A Constituição é clara: o IR retido na fonte dos servidores estaduais e municipais pertence aos próprios entes federativos. Quando o governo federal, por decreto de benevolência eleitoreira, decide ampliar a faixa de isenção, está tirando receita líquida e certa de quem administra o dia a dia da população.
E esse “Robin Hood às avessas” tem dois efeitos devastadores. O primeiro é a perda direta com o IRRF (Imposto de Renda Retido na Fonte) sobre os salários dos servidores públicos locais. O segundo, ainda mais preocupante, é a redução nos repasses constitucionais aos fundos regionais — FPM e FPE — que já sustentam boa parte dos municípios mais pobres do Brasil.

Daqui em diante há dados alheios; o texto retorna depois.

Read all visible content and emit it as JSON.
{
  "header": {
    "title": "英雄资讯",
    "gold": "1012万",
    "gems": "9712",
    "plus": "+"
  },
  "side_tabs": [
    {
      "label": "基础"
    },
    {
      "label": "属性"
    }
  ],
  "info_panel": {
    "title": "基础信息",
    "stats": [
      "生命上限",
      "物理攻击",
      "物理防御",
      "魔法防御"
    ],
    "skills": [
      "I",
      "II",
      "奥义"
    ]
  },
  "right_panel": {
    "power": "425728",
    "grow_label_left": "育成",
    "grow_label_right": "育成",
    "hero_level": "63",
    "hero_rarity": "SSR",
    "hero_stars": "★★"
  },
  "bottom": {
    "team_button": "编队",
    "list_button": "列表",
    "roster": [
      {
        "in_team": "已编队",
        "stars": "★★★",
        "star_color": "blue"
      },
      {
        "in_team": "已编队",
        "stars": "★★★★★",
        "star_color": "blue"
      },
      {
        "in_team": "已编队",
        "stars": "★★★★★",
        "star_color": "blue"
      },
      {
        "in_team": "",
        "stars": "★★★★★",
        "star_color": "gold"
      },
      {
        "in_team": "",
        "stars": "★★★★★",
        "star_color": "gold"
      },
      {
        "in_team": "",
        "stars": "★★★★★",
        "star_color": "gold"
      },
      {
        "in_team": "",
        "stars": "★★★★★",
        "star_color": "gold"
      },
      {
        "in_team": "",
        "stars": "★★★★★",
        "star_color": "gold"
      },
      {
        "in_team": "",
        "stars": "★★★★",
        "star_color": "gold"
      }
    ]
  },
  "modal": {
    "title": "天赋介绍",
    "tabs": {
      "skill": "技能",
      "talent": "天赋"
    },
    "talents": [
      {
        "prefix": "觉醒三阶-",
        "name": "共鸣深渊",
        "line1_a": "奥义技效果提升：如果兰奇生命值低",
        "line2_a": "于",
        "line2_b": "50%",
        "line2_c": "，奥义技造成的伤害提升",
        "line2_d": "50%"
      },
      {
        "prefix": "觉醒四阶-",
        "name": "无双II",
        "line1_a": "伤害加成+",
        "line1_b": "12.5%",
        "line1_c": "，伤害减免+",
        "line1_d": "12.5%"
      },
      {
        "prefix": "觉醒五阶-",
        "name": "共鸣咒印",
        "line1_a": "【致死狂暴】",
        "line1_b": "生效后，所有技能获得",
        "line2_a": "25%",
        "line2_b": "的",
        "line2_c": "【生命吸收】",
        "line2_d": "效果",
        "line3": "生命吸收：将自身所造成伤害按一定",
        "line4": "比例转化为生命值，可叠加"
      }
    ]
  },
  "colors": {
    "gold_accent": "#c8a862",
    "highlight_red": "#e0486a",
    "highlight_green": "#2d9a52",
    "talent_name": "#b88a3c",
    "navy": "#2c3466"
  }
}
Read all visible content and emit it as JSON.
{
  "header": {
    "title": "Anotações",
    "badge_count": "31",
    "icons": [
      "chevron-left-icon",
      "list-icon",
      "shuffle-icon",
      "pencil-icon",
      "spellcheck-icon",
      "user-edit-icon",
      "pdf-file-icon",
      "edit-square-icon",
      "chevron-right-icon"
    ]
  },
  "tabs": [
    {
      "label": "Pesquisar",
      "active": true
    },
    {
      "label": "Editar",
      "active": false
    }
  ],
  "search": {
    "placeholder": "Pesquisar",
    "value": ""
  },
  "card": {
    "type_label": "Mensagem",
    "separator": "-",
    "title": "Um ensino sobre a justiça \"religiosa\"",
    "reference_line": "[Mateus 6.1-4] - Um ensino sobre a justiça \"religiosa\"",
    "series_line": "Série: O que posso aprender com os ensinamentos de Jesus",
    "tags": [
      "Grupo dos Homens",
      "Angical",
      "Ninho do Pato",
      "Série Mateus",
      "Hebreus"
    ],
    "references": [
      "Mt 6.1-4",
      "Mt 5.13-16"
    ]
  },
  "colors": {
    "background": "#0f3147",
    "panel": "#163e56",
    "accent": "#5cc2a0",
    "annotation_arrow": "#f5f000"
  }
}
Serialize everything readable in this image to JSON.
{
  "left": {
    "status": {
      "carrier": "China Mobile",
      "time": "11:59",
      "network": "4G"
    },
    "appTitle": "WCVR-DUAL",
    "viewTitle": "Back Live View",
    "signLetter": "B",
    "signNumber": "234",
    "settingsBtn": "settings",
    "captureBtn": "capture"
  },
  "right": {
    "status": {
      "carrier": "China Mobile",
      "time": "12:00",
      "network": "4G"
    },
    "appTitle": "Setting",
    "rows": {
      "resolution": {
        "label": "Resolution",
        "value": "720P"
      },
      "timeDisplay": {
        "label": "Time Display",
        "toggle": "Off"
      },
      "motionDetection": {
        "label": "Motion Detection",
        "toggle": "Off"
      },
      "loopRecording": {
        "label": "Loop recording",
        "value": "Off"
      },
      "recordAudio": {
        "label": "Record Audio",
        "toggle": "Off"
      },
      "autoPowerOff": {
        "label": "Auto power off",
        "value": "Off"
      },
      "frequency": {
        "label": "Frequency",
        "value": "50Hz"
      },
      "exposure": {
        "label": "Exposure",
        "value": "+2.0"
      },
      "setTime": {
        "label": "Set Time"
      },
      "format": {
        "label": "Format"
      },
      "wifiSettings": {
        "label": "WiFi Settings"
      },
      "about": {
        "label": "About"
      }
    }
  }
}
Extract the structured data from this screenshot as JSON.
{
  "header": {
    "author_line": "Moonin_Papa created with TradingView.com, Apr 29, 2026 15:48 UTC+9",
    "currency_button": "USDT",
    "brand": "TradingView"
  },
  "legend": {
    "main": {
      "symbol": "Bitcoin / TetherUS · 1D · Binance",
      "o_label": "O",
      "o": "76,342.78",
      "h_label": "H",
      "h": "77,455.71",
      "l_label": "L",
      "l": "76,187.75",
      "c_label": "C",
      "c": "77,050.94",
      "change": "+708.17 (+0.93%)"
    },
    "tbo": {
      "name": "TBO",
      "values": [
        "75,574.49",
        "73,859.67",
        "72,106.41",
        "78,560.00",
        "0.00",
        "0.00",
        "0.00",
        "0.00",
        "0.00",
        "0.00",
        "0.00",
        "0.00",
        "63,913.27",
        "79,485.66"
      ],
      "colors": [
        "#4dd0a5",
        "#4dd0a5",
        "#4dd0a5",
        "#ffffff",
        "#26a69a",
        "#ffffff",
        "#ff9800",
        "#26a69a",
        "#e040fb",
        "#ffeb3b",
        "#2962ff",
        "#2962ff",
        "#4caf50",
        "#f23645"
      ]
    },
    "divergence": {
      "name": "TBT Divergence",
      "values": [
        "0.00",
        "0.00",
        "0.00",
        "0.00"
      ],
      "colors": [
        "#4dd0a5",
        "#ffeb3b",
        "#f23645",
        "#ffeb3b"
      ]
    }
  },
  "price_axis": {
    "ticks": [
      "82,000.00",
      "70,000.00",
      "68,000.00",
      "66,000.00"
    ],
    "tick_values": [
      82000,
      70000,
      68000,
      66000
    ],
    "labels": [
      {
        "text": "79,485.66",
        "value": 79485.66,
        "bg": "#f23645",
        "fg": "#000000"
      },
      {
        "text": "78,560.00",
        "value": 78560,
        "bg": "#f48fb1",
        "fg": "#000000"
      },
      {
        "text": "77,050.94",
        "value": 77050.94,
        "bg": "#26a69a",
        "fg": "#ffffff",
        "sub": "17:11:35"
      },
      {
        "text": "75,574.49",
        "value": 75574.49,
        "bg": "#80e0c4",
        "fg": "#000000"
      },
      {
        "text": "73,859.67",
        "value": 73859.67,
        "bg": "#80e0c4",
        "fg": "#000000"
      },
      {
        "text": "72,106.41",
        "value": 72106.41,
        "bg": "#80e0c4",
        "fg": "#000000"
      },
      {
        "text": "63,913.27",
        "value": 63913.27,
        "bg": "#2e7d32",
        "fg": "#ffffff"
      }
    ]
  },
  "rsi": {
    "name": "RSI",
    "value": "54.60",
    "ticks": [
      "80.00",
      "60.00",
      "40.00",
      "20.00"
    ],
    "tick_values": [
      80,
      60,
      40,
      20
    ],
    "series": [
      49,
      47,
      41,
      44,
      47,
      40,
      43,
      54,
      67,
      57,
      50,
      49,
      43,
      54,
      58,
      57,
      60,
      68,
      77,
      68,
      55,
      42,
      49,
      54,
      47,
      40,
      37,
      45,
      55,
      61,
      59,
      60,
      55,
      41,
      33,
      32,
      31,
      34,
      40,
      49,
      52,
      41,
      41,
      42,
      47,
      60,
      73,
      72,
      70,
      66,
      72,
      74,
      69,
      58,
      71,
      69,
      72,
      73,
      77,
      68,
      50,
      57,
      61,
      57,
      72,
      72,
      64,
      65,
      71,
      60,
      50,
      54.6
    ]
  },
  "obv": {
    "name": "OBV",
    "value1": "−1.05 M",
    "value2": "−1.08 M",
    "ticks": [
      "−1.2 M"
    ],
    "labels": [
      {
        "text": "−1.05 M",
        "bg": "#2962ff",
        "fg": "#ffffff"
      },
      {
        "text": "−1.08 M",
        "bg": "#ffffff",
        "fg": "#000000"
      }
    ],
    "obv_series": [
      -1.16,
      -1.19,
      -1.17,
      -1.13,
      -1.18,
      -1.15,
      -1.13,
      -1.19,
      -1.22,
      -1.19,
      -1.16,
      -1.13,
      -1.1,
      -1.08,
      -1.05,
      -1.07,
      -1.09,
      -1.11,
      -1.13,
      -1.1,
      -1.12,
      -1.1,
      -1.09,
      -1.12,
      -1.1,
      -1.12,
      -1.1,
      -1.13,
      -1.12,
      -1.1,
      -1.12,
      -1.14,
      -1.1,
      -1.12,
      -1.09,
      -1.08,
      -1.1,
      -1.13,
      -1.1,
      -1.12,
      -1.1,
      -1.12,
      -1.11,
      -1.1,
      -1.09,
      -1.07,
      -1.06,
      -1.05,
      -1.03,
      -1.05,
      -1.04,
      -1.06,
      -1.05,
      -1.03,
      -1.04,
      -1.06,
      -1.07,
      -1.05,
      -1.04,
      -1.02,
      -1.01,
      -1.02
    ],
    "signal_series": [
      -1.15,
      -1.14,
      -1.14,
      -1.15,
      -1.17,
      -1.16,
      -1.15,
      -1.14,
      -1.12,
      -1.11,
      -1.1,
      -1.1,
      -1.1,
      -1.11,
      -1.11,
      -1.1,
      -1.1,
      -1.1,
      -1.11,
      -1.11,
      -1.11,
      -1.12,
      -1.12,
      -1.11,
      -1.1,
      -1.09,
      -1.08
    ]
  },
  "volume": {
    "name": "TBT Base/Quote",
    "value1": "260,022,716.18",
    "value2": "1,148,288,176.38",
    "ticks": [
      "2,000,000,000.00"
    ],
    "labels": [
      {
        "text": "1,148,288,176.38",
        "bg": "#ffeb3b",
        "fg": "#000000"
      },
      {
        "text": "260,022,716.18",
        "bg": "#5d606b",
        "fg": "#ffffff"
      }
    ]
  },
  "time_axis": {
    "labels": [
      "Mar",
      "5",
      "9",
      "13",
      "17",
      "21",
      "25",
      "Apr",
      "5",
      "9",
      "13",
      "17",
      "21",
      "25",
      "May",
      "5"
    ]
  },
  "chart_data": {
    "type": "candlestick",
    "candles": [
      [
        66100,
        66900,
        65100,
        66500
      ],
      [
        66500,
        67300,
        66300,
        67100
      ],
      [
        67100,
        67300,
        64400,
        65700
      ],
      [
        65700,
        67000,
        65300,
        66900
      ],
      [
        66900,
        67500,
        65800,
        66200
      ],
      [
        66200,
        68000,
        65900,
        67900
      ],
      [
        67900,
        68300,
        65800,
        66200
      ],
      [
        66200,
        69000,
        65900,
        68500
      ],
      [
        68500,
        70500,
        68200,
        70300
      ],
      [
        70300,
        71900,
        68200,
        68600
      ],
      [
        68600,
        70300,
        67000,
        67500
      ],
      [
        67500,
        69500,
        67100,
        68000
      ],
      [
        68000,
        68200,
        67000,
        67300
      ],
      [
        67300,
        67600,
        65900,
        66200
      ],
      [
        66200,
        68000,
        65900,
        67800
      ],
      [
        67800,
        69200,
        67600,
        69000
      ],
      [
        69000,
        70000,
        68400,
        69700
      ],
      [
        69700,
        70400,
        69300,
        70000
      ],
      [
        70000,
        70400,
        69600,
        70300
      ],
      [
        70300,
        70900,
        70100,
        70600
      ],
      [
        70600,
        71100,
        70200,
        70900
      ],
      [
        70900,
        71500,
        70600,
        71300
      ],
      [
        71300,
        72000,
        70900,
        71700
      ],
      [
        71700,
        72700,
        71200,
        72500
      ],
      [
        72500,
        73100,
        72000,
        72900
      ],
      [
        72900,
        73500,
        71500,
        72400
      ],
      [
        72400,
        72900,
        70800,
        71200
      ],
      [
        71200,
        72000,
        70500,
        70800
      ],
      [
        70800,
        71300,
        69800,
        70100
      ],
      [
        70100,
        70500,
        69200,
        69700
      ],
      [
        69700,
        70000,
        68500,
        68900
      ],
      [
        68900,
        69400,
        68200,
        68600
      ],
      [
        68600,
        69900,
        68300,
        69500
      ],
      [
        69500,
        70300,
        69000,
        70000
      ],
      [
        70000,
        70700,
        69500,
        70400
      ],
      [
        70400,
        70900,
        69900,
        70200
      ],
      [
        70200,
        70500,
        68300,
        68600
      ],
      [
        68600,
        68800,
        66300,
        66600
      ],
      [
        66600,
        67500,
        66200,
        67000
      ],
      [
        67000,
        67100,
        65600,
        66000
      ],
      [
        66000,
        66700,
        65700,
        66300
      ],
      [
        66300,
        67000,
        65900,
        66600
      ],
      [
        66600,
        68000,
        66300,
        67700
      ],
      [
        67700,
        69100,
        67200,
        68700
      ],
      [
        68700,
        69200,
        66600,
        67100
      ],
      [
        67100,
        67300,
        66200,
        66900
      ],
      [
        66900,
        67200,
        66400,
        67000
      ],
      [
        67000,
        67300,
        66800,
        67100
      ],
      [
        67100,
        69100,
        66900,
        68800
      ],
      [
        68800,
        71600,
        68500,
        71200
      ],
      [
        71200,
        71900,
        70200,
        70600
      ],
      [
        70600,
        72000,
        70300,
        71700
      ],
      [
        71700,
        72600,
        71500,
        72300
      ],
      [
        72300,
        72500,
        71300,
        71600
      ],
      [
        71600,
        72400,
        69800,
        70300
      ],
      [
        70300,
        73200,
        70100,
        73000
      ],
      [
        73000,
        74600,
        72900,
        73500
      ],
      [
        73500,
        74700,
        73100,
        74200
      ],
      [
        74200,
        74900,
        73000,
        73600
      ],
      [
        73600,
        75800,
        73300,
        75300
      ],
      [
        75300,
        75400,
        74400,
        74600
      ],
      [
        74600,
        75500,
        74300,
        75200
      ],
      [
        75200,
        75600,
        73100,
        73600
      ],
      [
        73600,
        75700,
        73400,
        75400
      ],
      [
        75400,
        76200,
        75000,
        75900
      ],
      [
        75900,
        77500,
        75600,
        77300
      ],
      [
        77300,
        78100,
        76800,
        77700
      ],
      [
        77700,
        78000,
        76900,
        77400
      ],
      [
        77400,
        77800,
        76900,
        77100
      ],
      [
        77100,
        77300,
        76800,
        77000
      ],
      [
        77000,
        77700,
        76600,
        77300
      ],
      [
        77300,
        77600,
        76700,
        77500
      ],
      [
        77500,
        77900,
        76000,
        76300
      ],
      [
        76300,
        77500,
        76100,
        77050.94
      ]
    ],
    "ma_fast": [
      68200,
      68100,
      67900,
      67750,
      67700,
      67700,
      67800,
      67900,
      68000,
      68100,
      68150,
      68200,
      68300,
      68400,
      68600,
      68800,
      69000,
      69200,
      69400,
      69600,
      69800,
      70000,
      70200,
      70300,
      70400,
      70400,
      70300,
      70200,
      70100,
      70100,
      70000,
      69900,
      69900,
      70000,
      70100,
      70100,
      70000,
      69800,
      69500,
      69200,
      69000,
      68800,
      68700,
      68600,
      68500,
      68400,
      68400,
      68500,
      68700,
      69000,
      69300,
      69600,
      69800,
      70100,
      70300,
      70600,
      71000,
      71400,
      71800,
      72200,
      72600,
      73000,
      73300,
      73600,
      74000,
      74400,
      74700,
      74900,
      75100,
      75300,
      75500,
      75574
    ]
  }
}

Segundo a Confederação Nacional de Municípios, R$ 11,8 bilhões serão arrancados do caixa das prefeituras por ano. Isso num país em que mais da metade das cidades já fechou o ano no vermelho. E o que faz o governo federal? Promete que “vai compensar”, “vai tributar os ricos”, “vai aumentar o consumo”. Mas não apresenta nenhum estudo técnico sério que comprove essas alegações. Aliás, essa é a nova moda em Brasília: governar com base em fantasias ideológicas e slogans, e não em dados concretos.
O discurso de Haddad e companhia é quase infantil: se o cidadão pagar menos imposto, vai consumir mais, o comércio vai faturar, e os municípios arrecadarão mais ICMS e ISS. Parece piada, mas é essa a tese oficial do Ministério da Fazenda. Como se o pequeno aumento no consumo provocado pela maior isenção fosse compensar a perda direta de bilhões. Uma lógica furada, típica de quem nunca administrou uma prefeitura e vive no mundo das planilhas ideológicas.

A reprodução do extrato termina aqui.